# The Beautiful Pen contest  Poll



## ldb2000 (Feb 16, 2010)

My crack team of Judges and I have finally chosen 3 of the entries for the Beautiful pen contest . I must say all the entries were top rate and choosing just 3 was very hard .

I want to Thank everyone who entered a pen in the contest .

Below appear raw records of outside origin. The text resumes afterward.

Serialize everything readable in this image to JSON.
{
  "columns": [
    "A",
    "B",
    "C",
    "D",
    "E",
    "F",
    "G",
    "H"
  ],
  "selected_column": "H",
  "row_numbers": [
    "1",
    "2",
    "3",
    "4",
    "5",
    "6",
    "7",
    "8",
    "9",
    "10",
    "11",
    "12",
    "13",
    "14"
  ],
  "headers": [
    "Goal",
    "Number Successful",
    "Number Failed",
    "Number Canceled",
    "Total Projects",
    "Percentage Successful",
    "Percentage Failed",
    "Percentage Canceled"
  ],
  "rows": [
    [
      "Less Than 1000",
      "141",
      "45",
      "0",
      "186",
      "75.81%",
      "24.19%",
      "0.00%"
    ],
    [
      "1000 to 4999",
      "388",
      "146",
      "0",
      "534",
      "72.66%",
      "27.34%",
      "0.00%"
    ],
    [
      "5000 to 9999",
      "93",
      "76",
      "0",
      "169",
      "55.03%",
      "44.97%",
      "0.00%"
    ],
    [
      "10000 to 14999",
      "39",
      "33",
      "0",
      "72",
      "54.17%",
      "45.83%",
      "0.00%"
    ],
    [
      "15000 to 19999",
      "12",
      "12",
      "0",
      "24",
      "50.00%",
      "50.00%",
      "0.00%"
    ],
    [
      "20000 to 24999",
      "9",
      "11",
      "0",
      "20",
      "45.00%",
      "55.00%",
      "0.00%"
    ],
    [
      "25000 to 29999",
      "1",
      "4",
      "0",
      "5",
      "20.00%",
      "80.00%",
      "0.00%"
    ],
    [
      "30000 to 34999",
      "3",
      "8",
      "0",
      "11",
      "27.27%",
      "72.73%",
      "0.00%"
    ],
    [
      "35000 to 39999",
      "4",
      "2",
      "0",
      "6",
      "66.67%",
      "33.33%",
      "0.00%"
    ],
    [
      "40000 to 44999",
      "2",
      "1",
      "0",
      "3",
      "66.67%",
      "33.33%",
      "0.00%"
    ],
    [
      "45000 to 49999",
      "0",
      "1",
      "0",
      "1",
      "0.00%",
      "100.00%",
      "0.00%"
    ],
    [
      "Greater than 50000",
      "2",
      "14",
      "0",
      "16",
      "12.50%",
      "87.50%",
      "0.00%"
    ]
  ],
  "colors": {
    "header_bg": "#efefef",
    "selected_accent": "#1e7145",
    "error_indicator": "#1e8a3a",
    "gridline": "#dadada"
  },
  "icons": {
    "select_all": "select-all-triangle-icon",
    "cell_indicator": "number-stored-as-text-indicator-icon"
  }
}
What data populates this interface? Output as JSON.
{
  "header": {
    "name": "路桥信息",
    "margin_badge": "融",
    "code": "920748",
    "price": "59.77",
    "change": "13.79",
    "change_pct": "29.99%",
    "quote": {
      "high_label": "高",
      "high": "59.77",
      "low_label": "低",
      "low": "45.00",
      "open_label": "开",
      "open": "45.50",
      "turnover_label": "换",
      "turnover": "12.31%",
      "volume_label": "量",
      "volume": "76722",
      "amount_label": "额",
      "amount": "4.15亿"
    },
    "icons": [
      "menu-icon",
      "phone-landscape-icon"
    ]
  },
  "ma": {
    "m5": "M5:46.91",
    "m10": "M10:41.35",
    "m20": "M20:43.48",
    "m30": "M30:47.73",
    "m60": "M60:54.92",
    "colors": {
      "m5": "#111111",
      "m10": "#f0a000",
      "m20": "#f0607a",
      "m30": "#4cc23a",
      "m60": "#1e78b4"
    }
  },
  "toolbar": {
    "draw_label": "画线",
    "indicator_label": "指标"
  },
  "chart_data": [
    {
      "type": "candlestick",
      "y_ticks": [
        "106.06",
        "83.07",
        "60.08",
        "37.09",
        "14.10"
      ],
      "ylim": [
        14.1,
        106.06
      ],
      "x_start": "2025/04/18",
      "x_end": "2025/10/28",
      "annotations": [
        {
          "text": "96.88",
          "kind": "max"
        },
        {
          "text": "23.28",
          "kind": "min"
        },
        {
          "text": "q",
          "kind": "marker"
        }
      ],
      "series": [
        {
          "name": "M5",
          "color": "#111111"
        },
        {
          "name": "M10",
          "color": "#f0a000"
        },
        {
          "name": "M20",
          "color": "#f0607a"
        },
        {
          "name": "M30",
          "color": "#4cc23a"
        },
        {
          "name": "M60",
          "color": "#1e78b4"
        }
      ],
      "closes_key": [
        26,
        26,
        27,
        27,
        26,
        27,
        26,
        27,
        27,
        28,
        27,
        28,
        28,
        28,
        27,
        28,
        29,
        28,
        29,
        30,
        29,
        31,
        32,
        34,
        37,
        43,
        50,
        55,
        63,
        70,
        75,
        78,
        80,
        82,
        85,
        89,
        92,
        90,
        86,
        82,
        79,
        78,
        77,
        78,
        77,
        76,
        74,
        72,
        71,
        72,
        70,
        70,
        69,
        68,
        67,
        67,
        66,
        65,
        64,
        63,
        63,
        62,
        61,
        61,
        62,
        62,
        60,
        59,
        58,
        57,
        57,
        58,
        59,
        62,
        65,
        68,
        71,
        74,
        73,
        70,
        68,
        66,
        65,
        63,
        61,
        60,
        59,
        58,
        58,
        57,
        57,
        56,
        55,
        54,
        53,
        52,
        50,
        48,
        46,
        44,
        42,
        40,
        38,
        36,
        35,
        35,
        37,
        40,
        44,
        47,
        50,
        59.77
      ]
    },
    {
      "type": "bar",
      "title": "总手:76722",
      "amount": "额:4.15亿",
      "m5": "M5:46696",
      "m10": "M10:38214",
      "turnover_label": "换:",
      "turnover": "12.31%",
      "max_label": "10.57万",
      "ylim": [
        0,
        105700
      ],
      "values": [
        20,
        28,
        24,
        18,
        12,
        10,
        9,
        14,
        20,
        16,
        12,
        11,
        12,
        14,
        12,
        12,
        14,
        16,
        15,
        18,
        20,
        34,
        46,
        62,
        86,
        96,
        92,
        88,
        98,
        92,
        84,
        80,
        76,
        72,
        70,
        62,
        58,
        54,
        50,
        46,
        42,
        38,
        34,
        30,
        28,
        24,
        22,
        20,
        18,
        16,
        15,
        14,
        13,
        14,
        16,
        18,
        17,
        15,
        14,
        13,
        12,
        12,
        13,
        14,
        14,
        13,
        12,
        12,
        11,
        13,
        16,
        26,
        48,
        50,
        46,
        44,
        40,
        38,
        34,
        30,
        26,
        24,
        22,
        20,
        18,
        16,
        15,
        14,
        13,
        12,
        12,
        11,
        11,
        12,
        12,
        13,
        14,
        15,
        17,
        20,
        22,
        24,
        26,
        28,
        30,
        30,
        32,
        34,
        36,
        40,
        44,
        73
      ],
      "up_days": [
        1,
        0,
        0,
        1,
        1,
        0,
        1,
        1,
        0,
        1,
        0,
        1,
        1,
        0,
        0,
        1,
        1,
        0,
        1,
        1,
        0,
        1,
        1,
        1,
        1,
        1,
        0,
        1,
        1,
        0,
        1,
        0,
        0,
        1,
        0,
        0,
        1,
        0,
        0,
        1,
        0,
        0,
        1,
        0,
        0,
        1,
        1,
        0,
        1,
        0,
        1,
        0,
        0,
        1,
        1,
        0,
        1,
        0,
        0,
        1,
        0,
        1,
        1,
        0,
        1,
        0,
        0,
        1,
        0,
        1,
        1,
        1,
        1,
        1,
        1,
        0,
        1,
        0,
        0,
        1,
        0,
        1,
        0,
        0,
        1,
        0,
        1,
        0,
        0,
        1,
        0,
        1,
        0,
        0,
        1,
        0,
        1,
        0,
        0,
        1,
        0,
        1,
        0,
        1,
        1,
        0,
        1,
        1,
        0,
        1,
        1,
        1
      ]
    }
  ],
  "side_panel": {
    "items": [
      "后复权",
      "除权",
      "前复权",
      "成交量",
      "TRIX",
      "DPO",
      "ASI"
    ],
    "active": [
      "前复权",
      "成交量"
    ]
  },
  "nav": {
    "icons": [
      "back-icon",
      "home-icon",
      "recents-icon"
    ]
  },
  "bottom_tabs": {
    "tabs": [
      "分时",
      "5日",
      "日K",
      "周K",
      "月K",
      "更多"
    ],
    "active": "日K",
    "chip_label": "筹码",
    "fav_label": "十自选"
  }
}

The poll will close 12:26 AM on 2/23/10

Here's the top 3
From left to right ,

philbaldwin , Brown Mallee Burl Cigar
mackc , Blue dyed curly maple Long click
Altaciii , Snakewood Euro/Designer


----------



## traderdon55 (Feb 16, 2010)

This was tough to pick one as they all look like winners. However if I must pick one I choose ???


----------



## GaryMadore (Feb 16, 2010)

Not an easy choice.

Gary


----------



## Rifleman1776 (Feb 16, 2010)

HMmmmmmmm!!!!!
Leesee....eenyy, meenie, mini, moe......


----------



## wood-of-1kind (Feb 16, 2010)

I vote for "all" of the above.  ; )


----------



## penmanship (Feb 16, 2010)

ditto !



wood-of-1kind said:


> I vote for "all" of the above. ; )


----------



## ed4copies (Feb 16, 2010)

BAH, Humbug!!!   All WOOD!!!

BUT they ARE very NICE, for wood!!!


----------



## Pioneerpens (Feb 16, 2010)

all very beautiful...Tough choice...I pick #______________


----------



## theHullTurn (Feb 16, 2010)

ed4copies said:


> BAH, Humbug!!!   All WOOD!!!
> 
> BUT they ARE very NICE, for wood!!!



Maybe next year have a beautiful acrylic pen contest? or non-wood contest?


----------



## JohnU (Feb 16, 2010)

Congrats to the top three.   They're all beauties!


----------



## Karin Voorhis (Feb 16, 2010)

wow this is not as easy I thought. but I did my job!


----------



## Ligget (Feb 19, 2010)

I voted too, 3 great pens and all are capable of winning!


----------